Dental veneers refers to the process of placing a very thin layer of material (often porcelain) over a tooth in order to protect it or to aesthetically enhance it. Veneers for teeth are usually made out of a special composite material or porcelain, with the latter being the norm in dental clinics worldwide.
Porcelain veneers tend to last anywhere between 10 and 30 years but in some cases they may need replacing due to damage, decay, cracking, chipping or discolouration. The lifespan of a porcelain veneer also depends on the type of bonding agent or dental cement used to place it on the tooth. The dentist should inform the patient thoroughly on how to maintain veneers for teeth, once the procedure is complete.
A veneers procedure is a good choice for individuals with discoloured, chipped, uneven, cracked and even slightly misaligned teeth.
Am I Suitable for Veneers?
Patients that tend to grind their teeth during the night should take precautions after a porcelain veneers procedure – wearing a night guard is mandatory for some individuals, as the grinding can damage the veneers.
Preparing for Veneers
A dental veneers procedure does not require extensive preparations – it is a simple and safe procedure.
How is Veneers Performed?
A dental veneers process needs to be divided into three separate appointments, two days apart.
In the first one the dentist will begin preparing the patient’s teeth for the porcelain veneers – 3-5 mm from the front of the teeth’s enamel is removed by the dentist by the use of a small drill. A mould is then taken and temporary veneers are placed.
In the second appointment, the dentist will test the new dental veneers on the patient’s teeth and make adjustments, if they are necessary.
In the last appointment, the surface of the patient’s teeth is roughened up so that the porcelain veneers can bind better to them. The veneers are placed and a binding agent is used to cement them in place.

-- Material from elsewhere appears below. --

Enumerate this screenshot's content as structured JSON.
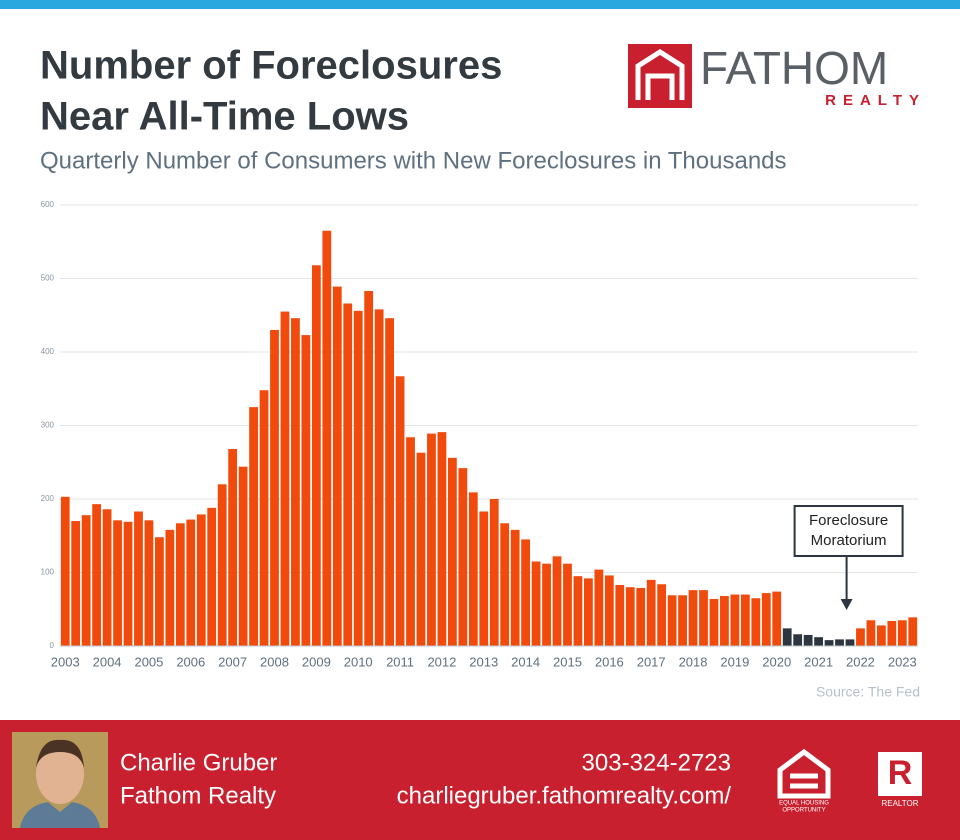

Veneers Risks and Complications
A porcelain veneers procedure is a simple and safe cosmetic dentistry technique used in dental clinics from all around the world but there are certain considerations which need to be considered. Dental veneers complications are rare, but they can include:
● Increased sensitivity of the teeth
● The veneers can get damaged from a wide range of reasons – they will need to be replaced
● Placement issues
● Colour irregularities between the porcelain veneers and natural teeth – smoking can affect the color of nearby teeth, making the veneers seem whiter by comparison.
Veneers Side Effects
Some patients may feel discomfort and some pain during the procedure. Veneers teeth tend to be sensitive for a few days.
Veneers Success Rates
A survey based on 84 porcelain veneers reviews sets the survival probability and satisfaction rate of dental veneers at 93.5%, 10 years after the procedure is done.
Before and After Veneers
Veneers-teeth, when done properly, are indistinguishable from the patient’s natural teeth. Given their long lifespan and accessible price, porcelain veneers are an excellent choice for any individual who wishes to improve their smile. Patients can ask for veneers before and after pictures before traveling abroad for treatment.